Terry, who is an evangelist and her husband a pastor, said they are strong on faith and are hopeful that something will work out.
With two younger children – one of whom will be starting high school in September – Terry said that she would also like to return to school to pursue studies in hospitality, but lacks the resources.
FRUSTRATED DAD
Her 47-year-old husband expressed frustration at not being able to do more.
Desmond, who worked at Courts Jamaica from 2005 until about 2016, when he was laid off, said that an incident on the job has made him unable to secure employment since.
“This has been really heartfelt because when I look back and I am not able to help, it really grieves me because I want to help them. As a man, it makes me feel so bad, I wanted to help them the way a man should stand up and help his children,” he told The Gleaner.

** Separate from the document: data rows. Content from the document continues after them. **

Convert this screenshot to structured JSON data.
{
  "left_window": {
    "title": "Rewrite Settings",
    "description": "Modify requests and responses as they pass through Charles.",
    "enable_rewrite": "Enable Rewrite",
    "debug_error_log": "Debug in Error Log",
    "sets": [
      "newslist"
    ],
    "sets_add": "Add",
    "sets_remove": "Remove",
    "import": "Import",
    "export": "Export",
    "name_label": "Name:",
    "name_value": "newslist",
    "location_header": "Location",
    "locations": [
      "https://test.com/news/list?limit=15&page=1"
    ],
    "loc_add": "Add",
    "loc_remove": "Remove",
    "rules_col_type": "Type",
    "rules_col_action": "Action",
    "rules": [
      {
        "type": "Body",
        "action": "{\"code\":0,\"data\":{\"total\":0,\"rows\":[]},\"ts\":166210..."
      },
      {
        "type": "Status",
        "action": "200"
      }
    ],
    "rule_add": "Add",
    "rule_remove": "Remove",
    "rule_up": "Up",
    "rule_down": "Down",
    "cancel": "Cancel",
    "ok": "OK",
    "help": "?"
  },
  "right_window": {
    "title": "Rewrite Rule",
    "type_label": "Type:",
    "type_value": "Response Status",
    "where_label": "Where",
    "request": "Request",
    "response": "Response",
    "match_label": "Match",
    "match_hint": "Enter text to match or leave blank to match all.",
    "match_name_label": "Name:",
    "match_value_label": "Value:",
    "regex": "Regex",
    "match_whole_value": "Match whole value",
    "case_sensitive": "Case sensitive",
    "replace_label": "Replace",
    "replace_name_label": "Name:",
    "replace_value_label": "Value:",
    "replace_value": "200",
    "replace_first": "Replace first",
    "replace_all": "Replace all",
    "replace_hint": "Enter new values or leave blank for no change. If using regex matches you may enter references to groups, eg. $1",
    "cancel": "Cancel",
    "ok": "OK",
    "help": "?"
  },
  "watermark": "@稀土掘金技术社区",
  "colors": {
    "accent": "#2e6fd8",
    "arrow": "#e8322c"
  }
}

Desmond, who was working at Courts May Pen, said that in about 2007 or 2008, while on his way to see his supervisor, who had asked him to work late, a co-worker came up behind him and touched him. When he turned around to respond, he slammed his eye into the metal tip of an umbrella.
“The eyeball burst and pressed out all the fluid out of the eye. Even a section in the back of the eye got fractured with the umbrella. No lens is in the eye at the moment as it splashed out on the staff uniform,” he recalled.
Desmond underwent surgery after the accident to do a corneal graft.
Following his 2016 redundancy, Desmond said that getting another job has proven difficult as every time he reaches the medical stage, he loses out when his eyes are checked.
He is now considering taking up plumbing.
He said that if he had been more knowledgeable, he could have probably got a settlement from his former workplace as that accident has effectively prevented him from securing another job.
But Colette Roberts Risden, permanent secretary at the Ministry of Labour, pointed out that based on the information given, Desmond’s injury may have happened while at work, but not in the performance of his job.
“This situation is a little different. It is now one co-worker against another, where he got injured, in layman’s interpretation. On the face of it, he was not injured while executing his job. He was injured in something accidental or unintentional by another co-worker,” she noted, pointing out that she was not an authority on the topic and noting that only an attorney or a court could determine if he should have been compensated.
In 2017, the Government started the process to improve protection against hazards of the job, but in 2020, the bill “fell off the order paper” and had to be retabled.
“At the point, the Government felt that they need to do some substantial changes to the draft bill. So those changes are currently being undertaken for a new bill to be retabled in parliament,” said Roberts Risden.